AgentSelect: Benchmark for Narrative Query-to-Agent Recommendation

LLM agents are rapidly becoming the practical interface for task automation, yet the ecosystem lacks a principled way to choose among an exploding space of deployable configurations. Existing LLM leaderboards and tool/agent benchmarks evaluate components in isolation and remain fragmented across tasks, metrics, and candidate pools, leaving a critical research gap: there is little query-conditioned supervision for learning to recommend end-to-end agent configurations that couple a backbone model with a toolkit.

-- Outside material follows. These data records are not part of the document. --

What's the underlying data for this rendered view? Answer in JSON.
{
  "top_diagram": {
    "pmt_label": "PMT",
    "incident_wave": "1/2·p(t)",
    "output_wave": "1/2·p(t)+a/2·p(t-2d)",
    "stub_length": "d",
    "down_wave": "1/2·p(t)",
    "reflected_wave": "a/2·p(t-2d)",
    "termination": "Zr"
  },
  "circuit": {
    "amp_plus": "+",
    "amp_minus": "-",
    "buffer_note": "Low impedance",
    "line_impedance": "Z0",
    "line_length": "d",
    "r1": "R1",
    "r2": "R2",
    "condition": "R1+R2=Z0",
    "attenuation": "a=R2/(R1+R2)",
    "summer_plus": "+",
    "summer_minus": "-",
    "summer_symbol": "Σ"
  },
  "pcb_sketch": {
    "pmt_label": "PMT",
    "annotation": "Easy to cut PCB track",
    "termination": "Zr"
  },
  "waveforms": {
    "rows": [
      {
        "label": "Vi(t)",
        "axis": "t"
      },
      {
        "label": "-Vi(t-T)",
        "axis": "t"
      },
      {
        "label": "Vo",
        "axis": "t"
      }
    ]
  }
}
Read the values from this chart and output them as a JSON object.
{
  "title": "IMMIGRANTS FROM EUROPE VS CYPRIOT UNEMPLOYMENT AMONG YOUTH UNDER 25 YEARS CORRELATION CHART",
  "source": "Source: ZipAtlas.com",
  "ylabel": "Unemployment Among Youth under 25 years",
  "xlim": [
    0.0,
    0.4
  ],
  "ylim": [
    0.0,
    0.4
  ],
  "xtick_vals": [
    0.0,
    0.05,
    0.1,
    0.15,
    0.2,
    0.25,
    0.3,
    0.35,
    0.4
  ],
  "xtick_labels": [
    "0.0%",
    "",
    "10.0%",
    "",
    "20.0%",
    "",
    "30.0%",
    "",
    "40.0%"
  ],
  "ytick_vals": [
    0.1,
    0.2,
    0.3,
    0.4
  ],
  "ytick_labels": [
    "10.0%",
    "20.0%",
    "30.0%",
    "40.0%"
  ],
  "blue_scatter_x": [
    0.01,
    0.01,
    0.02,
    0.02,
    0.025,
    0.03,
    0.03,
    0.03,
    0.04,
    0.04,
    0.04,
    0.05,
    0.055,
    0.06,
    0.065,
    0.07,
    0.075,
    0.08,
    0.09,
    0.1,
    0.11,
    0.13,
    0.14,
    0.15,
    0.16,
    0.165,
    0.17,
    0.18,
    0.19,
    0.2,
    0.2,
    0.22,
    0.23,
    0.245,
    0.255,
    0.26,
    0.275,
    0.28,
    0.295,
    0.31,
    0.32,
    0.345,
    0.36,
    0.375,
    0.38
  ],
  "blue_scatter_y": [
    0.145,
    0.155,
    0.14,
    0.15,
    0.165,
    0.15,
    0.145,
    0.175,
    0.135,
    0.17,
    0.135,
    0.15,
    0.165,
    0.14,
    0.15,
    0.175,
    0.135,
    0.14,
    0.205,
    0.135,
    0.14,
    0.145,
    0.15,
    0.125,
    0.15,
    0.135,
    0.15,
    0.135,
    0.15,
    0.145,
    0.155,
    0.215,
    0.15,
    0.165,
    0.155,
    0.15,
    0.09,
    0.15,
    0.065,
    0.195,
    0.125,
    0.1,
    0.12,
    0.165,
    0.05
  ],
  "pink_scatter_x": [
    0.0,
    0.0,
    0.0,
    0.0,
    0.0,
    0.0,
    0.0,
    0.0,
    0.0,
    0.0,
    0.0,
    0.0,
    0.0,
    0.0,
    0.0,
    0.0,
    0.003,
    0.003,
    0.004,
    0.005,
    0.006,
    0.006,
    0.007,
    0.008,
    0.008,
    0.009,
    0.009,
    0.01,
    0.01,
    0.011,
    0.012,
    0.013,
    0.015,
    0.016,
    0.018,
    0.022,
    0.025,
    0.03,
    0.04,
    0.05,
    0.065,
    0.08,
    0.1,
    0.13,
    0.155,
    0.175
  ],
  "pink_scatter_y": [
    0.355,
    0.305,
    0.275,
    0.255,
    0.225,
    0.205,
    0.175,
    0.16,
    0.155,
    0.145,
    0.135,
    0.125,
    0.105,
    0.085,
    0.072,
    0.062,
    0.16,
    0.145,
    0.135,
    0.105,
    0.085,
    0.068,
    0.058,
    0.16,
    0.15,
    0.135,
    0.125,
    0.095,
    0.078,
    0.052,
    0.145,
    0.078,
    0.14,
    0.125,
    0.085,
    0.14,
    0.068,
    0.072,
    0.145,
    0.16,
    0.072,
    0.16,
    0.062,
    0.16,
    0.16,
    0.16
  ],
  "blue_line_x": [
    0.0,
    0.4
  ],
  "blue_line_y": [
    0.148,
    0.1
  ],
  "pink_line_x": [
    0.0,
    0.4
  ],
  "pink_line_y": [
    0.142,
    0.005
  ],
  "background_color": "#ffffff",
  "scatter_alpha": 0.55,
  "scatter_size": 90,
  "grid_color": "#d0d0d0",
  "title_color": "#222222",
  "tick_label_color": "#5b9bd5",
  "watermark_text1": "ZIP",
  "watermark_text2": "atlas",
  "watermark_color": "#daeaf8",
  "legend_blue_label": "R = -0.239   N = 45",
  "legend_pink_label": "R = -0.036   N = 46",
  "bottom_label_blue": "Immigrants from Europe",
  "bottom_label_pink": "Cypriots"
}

We address this gap with AgentSelect, a benchmark that reframes agent selection as narrative query-to-agent recommendation over capability profiles and systematically converts heterogeneous evaluation artifacts into unified, positive-only interaction data. AgentSelectcomprises 111,179 queries, 107,721 deployable agents, and 251,103 interaction records aggregated from 40+ sources, spanning LLM-only, toolkit-only, and compositional agents. Our analyses reveal a regime shift from dense head reuse to long-tail, near one-off supervision, where popularity-based CF/GNN methods become fragile and content-aware capability matching is essential. We further show that Part~III synthesized compositional interactions are learnable, induce capability-sensitive behavior under controlled counterfactual edits, and improve coverage over realistic compositions; models trained on AgentSelect also transfer to a public agent marketplace (MuleRun), yielding consistent gains on an unseen catalog. Overall, AgentSelect provides the first unified data and evaluation infrastructure for agent recommendation, which establishes a reproducible foundation to study and accelerate the emerging agent ecosystem.

翻译：大型语言模型（LLM）智能体正迅速成为任务自动化的实用接口，然而当前生态系统缺乏一种原则性方法，以在爆炸式增长的可部署配置空间中进行选择。现有的LLM排行榜及工具/智能体基准测试仅孤立评估各组件，且在不同任务、指标与候选池间保持割裂状态，导致存在关键研究缺口：目前缺乏针对端到端智能体配置推荐（即耦合骨干模型与工具集的配置）的查询条件监督机制。我们通过AgentSelect基准填补这一缺口，该基准将智能体选择重构为基于能力画像的叙事查询至智能体推荐任务，并系统性地将异构评估数据转化为统一的纯正向交互数据。AgentSelect整合了来自40余个数据源的111,179条查询、107,721个可部署智能体及251,103条交互记录，涵盖纯LLM型、纯工具型及组合型智能体。我们的分析揭示了从密集头部复用到长尾近一次性监督的机制转变，在此场景下基于流行度的协同过滤/图神经网络方法变得脆弱，而基于内容的能力匹配至关重要。我们进一步证明：第三部分合成的组合交互具有可学习性，能在受控反事实编辑下诱导出能力敏感行为，并提升对现实组合的覆盖度；基于AgentSelect训练的模型还可迁移至公开智能体市场（MuleRun），在未见目录上实现稳定的性能提升。总体而言，AgentSelect为首个面向智能体推荐的统一数据与评估基础设施，为研究和加速新兴智能体生态系统奠定了可复现的基础。